Mr Allen, who advises on and implements many pension transfers, said the issue of slow or delayed pension transfers only seemed an issue when dealing with clients of Hargreaves Lansdown.

He said: “When we request information on a scheme managed by them, we also request the relevant ‘discharge forms’. This is standard practice, and one we use with all other pension providers.”

“However, Hargreaves is telling us and other advisers it does not have discharge forms. This is not unusual – there are a number of providers that do not require them – but upon receiving a transfer request, they then write directly to the client warning them against transferring and enclosing discharge paperwork.

Mr Allen added: “They then refuse to process the transfer until the client completes and returns the discharge paperwork.”

He claimed this caused delays on what was already a “very long turnaround time”, and caused additional administration headaches, as well as the potential for additional expenses.

Mr Allen claimed this was his experience with two transfers he requested from Hargreaves Lansdown last month, with a third request made last week.

He said: “As you can imagine, it’s frustrating having to wait for Hargreaves to answer a request for information, then for the client to complete the relevant transfer documentation and send it, only for them to then write separately to the client with further forms, which added several weeks to the transfer process, and the client is paying them a fee for processing the transfer.

“I’m simply asking them to be transparent – declare exactly what authority they require from the client at the time its requested and then process the transfer in a timely manner – thereby giving them some justification for the additional fee they charge.”

A spokesman for Hargreaves Lansdown said the firm was at the forefront of making pension transfers easier and quicker for investors.

He added: “If the IFA makes the request, we send the communication to them.
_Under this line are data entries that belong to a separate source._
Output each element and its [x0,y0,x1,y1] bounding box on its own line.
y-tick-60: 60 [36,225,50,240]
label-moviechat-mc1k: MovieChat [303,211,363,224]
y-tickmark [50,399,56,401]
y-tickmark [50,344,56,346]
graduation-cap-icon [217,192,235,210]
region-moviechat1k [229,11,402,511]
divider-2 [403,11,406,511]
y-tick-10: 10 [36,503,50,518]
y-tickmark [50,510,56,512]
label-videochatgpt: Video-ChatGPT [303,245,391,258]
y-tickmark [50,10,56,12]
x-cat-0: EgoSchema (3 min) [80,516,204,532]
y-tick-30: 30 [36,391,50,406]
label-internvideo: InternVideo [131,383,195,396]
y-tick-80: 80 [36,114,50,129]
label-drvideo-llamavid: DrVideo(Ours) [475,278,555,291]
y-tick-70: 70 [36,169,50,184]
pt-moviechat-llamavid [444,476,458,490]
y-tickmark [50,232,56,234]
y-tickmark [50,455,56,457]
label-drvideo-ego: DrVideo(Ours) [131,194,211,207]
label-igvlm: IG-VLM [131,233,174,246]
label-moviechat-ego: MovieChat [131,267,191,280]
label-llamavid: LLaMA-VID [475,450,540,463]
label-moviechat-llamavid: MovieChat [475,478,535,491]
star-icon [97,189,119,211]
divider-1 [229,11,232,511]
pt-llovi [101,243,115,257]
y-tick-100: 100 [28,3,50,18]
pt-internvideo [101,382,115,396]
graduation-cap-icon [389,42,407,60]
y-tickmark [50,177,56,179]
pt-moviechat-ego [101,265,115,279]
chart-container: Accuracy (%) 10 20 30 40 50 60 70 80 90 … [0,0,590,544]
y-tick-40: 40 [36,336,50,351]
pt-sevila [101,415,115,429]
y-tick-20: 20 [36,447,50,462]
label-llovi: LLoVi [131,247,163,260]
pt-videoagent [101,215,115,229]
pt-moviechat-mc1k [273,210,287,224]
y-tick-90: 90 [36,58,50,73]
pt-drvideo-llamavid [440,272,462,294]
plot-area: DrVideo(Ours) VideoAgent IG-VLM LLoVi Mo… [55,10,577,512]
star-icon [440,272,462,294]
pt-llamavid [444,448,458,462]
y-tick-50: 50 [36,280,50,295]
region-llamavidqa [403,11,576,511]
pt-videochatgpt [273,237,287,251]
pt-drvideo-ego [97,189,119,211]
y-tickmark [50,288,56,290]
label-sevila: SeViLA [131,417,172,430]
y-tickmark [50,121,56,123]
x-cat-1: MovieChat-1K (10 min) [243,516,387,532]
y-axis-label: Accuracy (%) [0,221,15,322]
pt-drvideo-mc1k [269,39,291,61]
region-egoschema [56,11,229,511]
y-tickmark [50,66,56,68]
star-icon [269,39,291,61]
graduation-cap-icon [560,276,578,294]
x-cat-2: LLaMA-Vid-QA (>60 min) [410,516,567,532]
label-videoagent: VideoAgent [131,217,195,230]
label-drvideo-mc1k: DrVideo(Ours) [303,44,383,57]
However, we cannot take action on a client’s investments or pensions without receiving their instruction.”

To transfer a self-invested personal pension away to another UK pension scheme, Hargreaves Lansdown charges £25 plus VAT to close the account (for a full transfer), plus £25 for a cash transfer.

If the client opts for an in specie (stock) transfer, a charge of £25 per line of stock replaces the cash charge.

Standard dealing charges apply to the sale of any investments.

Last week it was exclusively revealed on Financial Adviser’s sister website FTAdviser that Hargreaves Lansdown had decided not to revive its defined benefit (DB) pensions transfer operations, after temporarily closing the service last year.

When the firm put the service on hold in August 2015 in response to an inundation of transfer requests post-pension freedoms, it said it would accept “new cases again in a matter of days and weeks, rather than weeks or months.”

Ten months on, Hargreaves Lansdown’s head of communications, Danny Cox, confirmed that Hargreaves Lansdown had not revived the service, except in extreme cases when a client is in very poor health.

He said: “When a client asks us whether they should transfer out of a DB scheme, the trouble is, most of the time the answer is ‘no you shouldn’t’.”

Previously, the firm had refused to execute transfers for “insistent clients” – those who were advised not to transfer, but opted to anyway. However, Mr Cox said turning away clients on this basis was not good for the business, because it essentially meant clients were paying to be told to do nothing.

He added: “We simply say at the outset that we will only accept transfers in these special cases.”

Despite this policy, he said the firm had still seen a “big increase” in transfer requests since pension freedoms came into force in April 2015.

Back in March, the Association of British Insurers (ABI) came under fire from advisers gathered at FTAdviser’s Retirement Freedoms Forum for failing to take action against members who were trapping savers in poor-performing pension funds.

Yvonne Braun, director of long-term savings at the ABI, said: “It is not the Wild West.” She recommended that advisers whose clients faced unacceptable exit charges flag this with the Financial Conduct Authority.